Here $A$, $B$, $C$ are arbitrary $n\times n $ matrices. I can find a solution as
$$A^2 + B^2 + C^2 = ((A+ iB )(A-iB) + (A-i B) (A+iB))/2 + C^2 ,$$
and identify $E = (A+ iB)/\sqrt{2}$, $F =( A- iB)/\sqrt{2}$, and $G=H = C/\sqrt{2}$.
Is it possible to avoid the imaginary unit $i$? That is, is there a solution such that $E,F,G,H$ are real combinations of $A,B,C$?
ps. The original problem is actually the following. I have a $3\times 3 $ complex symmetric matrix $M$. By the Autonne–Takagi factorization, it can be written as
$$M = u u^T + v v^T + w w^T ,$$
where $u,v,w$ are three column vectors. I want to rewrite $M $ as
$$ M = (e f^T+ f e^T ) + (g h^T + h g^T ), $$
with four column vectors $e, f, g, h$. Or in other words, I have a symmetric function $M(x_1, x_2)$, with $ x_i = 1, 2, 3$. I want to find functions $e(x), f(x), g(x),h(x)$ such that
$$M (x_1, x_2) = f(x_1)g(x_2) + g(x_1) f(x_2) + g(x_1)h(x_2) + h(x_1) g(x_2). $$
The idea is actually that, taking two points on the manifold of the functions $\{ f(x_1)g(x_2) + g(x_1) f(x_2) \}$, we can span the whole space of symmetric matrices.
I'll address the problem stated at the beginning of your question rather than your original problem.

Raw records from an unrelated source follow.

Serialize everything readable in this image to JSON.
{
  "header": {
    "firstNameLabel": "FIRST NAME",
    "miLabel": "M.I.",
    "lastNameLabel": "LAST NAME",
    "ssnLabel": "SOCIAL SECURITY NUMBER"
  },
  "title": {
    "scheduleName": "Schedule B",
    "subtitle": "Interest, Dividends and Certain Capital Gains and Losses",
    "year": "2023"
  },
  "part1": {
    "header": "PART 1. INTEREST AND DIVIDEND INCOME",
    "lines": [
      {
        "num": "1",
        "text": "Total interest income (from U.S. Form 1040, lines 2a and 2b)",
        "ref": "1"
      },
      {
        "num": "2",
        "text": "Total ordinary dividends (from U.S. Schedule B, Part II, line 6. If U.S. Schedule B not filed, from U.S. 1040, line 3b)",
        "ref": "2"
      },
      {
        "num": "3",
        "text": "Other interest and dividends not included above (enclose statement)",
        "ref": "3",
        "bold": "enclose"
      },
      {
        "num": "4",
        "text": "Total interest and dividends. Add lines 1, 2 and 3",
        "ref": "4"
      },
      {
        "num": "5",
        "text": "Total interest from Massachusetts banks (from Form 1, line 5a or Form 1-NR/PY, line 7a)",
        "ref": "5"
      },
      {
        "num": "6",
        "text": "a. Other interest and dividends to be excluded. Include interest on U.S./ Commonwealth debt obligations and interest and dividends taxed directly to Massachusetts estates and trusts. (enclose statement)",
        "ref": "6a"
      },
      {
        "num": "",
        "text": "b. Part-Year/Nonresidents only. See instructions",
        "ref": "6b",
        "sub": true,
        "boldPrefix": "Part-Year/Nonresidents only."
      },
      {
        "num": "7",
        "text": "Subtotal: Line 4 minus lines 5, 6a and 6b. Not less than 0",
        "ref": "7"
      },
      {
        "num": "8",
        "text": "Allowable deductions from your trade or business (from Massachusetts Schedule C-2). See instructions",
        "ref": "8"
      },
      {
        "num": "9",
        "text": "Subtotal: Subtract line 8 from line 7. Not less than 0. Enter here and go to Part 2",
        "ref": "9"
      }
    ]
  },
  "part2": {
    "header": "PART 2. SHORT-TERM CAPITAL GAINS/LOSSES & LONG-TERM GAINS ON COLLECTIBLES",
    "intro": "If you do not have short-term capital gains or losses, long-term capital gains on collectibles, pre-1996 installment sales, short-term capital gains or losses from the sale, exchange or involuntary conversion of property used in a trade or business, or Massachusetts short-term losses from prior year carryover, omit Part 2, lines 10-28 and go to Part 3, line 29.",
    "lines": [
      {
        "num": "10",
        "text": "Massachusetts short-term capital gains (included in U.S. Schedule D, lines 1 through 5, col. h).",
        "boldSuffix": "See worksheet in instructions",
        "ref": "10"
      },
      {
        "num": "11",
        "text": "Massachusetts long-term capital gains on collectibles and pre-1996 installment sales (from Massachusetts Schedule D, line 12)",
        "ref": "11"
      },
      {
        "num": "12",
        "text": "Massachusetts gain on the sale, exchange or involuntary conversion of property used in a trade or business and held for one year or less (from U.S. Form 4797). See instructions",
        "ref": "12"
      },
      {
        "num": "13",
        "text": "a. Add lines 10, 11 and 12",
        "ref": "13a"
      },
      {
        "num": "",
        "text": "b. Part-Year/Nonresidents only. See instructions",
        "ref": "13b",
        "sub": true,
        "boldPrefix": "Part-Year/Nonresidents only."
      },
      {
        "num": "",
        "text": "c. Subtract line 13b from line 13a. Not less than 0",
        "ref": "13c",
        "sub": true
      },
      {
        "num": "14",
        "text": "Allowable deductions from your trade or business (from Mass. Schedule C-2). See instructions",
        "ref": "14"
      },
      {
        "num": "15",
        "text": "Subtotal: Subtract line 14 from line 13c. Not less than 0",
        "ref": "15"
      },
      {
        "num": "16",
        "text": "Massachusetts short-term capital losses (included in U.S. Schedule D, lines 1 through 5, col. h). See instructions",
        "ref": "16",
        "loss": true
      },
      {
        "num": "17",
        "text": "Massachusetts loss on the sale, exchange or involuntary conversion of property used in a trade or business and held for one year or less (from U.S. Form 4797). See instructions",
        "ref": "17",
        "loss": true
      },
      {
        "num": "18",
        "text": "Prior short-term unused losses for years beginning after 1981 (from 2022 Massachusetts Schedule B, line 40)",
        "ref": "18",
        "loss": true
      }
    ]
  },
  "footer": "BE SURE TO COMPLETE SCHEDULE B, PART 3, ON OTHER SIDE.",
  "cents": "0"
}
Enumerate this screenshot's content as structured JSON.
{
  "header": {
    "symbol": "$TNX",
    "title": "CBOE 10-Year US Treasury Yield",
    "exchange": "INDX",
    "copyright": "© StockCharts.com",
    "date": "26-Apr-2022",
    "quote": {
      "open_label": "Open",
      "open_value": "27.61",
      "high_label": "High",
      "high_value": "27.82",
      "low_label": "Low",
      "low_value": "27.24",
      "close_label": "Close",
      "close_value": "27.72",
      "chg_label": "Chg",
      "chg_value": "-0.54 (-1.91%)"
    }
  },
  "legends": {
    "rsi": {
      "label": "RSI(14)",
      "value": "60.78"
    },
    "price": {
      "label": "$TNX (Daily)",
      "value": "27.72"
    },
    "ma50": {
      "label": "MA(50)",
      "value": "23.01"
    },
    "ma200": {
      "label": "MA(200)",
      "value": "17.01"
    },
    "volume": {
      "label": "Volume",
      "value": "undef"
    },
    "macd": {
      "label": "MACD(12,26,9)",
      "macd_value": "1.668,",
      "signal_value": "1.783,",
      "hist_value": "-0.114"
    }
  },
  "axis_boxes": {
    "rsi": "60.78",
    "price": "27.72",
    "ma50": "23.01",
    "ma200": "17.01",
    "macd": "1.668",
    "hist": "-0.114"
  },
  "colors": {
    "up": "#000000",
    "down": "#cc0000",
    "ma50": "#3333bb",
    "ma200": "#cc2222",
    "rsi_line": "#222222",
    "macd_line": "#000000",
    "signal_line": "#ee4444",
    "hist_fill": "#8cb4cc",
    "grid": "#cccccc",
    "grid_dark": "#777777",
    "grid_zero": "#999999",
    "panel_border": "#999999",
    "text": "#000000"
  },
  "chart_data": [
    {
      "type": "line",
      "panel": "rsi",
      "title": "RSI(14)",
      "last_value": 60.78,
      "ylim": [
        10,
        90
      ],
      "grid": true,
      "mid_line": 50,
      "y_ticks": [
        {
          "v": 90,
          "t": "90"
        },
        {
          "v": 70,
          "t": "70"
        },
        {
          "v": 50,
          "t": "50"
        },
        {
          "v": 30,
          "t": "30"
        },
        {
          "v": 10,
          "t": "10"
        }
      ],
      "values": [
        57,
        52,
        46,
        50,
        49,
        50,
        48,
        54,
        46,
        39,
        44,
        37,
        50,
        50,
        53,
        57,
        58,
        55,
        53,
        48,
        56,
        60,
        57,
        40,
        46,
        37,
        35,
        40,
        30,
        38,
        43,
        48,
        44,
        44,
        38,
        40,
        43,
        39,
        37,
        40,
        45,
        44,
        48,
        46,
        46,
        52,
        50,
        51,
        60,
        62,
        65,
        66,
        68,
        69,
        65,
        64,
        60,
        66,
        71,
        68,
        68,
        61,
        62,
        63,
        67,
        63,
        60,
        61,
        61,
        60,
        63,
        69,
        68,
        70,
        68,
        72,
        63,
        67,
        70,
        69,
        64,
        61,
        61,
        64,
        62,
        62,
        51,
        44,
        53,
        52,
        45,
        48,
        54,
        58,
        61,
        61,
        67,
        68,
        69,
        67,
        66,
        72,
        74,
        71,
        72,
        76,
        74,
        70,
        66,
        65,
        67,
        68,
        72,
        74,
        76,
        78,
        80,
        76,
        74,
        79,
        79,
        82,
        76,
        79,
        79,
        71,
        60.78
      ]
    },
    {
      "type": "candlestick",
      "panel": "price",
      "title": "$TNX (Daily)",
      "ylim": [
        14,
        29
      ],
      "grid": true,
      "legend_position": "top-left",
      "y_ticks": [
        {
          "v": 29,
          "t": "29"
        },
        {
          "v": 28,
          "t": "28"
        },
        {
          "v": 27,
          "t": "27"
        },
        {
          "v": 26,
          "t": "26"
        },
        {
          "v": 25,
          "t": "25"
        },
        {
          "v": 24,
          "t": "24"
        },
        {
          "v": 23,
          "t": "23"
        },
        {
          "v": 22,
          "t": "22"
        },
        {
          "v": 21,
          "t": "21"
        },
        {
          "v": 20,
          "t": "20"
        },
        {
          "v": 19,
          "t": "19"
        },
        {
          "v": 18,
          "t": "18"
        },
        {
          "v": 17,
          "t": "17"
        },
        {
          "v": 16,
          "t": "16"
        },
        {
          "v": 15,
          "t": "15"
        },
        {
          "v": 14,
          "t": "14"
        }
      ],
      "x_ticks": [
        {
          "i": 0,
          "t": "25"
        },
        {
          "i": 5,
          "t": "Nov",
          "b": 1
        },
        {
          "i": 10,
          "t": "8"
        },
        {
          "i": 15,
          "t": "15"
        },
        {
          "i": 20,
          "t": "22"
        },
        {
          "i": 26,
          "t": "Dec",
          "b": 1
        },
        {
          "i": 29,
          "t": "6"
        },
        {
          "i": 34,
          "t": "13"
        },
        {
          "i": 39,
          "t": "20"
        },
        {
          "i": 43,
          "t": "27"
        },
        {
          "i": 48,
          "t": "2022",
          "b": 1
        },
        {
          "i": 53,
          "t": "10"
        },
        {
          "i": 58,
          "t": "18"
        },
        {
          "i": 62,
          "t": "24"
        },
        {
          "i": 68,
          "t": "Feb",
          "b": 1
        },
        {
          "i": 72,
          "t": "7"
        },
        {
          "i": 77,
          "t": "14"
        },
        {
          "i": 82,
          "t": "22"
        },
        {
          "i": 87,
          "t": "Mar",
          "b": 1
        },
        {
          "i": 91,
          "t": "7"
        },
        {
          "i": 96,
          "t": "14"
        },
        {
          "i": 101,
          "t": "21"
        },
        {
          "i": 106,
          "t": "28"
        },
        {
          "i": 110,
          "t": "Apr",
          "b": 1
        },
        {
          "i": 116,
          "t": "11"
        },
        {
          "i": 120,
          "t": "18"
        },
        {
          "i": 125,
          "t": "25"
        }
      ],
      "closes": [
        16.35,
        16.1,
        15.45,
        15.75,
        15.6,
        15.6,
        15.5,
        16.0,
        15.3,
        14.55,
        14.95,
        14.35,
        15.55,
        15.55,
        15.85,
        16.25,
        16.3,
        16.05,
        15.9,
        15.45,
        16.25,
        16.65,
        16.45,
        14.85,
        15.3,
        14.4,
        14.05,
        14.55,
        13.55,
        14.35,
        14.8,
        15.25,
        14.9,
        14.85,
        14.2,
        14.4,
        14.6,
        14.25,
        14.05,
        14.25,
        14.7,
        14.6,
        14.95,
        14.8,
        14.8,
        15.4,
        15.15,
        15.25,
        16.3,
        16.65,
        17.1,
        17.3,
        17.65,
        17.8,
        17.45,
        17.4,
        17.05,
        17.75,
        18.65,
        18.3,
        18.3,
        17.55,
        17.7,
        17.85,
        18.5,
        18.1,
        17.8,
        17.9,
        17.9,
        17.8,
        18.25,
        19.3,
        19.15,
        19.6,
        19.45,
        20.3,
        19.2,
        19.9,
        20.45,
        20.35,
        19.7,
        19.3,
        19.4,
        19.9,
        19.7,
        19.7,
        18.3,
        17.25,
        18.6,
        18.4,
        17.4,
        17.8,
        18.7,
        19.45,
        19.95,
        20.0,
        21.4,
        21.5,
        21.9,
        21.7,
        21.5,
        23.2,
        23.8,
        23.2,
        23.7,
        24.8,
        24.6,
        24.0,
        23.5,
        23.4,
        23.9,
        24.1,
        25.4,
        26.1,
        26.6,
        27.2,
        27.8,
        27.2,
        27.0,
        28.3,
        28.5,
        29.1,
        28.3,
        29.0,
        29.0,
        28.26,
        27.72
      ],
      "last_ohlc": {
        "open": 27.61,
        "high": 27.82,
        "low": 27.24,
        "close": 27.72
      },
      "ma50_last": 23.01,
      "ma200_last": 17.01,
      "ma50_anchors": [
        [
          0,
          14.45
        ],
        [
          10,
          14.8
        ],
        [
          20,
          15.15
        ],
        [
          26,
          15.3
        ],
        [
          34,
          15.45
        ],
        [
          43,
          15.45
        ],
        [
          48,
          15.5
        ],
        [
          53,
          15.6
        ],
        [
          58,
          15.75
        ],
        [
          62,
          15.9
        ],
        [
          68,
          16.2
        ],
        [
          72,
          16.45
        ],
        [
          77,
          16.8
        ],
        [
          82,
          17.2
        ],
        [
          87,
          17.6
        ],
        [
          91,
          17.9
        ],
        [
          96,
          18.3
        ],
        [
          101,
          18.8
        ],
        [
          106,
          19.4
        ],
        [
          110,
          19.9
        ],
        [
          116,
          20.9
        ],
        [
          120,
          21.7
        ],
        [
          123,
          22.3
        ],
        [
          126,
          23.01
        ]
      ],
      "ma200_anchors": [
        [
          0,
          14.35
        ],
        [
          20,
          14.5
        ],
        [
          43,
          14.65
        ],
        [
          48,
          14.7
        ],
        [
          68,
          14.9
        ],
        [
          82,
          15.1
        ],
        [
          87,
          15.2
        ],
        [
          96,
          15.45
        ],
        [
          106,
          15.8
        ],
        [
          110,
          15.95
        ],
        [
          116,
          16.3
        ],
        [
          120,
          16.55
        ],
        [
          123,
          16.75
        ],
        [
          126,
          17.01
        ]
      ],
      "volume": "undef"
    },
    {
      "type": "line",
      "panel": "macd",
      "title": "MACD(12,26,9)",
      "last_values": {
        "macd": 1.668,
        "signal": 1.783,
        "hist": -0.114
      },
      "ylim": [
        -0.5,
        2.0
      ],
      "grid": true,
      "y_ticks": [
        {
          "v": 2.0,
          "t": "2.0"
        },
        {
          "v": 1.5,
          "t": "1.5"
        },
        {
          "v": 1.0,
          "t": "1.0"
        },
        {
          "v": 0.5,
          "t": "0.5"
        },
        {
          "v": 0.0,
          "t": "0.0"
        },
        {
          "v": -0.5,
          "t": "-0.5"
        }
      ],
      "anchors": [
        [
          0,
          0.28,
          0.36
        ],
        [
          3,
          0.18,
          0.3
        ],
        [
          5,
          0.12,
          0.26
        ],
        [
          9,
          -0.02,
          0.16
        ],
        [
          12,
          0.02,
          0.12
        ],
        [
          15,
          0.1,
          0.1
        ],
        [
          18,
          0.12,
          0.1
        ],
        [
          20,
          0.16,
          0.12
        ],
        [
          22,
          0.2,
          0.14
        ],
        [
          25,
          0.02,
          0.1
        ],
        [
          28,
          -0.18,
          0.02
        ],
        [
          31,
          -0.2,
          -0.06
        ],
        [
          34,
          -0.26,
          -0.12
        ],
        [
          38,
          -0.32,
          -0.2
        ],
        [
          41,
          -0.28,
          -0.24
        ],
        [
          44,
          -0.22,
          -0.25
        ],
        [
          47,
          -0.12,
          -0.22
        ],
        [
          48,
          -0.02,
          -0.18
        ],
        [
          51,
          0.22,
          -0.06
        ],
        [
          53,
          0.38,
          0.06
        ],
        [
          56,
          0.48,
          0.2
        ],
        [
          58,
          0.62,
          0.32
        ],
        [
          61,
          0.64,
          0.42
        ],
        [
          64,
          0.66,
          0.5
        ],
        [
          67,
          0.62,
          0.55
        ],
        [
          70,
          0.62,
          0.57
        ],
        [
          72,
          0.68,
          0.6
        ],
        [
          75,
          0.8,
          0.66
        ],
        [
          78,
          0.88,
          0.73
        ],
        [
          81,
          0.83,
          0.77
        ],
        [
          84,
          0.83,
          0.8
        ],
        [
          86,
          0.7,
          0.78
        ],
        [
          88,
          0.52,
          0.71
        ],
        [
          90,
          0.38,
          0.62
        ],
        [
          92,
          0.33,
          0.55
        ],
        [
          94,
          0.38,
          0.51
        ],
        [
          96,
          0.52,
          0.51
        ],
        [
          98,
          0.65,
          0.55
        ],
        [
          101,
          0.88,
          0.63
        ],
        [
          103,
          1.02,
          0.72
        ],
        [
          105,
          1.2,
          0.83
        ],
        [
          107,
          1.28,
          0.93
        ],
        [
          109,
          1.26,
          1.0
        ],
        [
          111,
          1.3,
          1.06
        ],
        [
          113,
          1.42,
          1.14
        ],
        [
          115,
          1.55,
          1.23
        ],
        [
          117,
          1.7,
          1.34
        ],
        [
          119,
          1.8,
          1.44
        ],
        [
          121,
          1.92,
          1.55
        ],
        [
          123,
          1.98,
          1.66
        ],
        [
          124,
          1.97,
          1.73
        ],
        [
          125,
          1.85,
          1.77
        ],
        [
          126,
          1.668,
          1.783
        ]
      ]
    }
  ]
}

Suppose there exists an algebraic identity \begin{align} A^2+B^2+C^2 &=(x_1A+y_1B+z_1C)(x_2A+y_2B+z_2C)\\ &+(x_2A+y_2B+z_2C)(x_1A+y_1B+z_1C)\\ &+(x_3A+y_3B+z_3C)(x_4A+y_4B+z_4C)\\ &+(x_4A+y_4B+z_4C)(x_3A+y_3B+z_3C)\tag{1} \end{align} where the $x_i$s, $y_i$s and $z_i$s are constant real numbers that does not depend on $A,B$ and $C$. When the matrices are $3\times3$ or larger, since there exist $A,B,C$ such that $$ AB\ne0=A^2=B^2=C^2=BA=AC=CA=BC=CB, $$ the coefficients of $AB$ on both sides of $(1)$ must be equal. Similarly, as there exist $A,B,C$ such that $$ A^2\ne0=B^2=C^2=AB=BA=AC=CA=BC=CB, $$ the coefficients of $AB$ on both sides of $(1)$ must be equal. It follows that, by permuting the roles of $A,B$ and $C$, we can compare coefficients of each of $A^2,B^2,C^2,AB,BA,AC,CA,BC$ or $CB$ on both sides of $(1)$. The problem thus reduces to solving the system of equations \begin{cases} 2(x_1x_2+x_3x_4)=1,\\ 2(y_1y_2+y_3y_4)=1,\\ 2(z_1z_2+z_3z_4)=1,\\ x_1y_2+x_2y_1+x_3y_4+x_4y_3=0,\\ x_1z_2+x_2z_1+x_3z_4+x_4z_3=0,\\ y_1z_2+y_2z_1+y_3z_4+y_4z_3=0. \end{cases} (Since $AB$ and $BA$ have the same coefficients and similarly for other pairs of cross terms, there are only six equations in total.) You may try to solve this using a computer algebra system.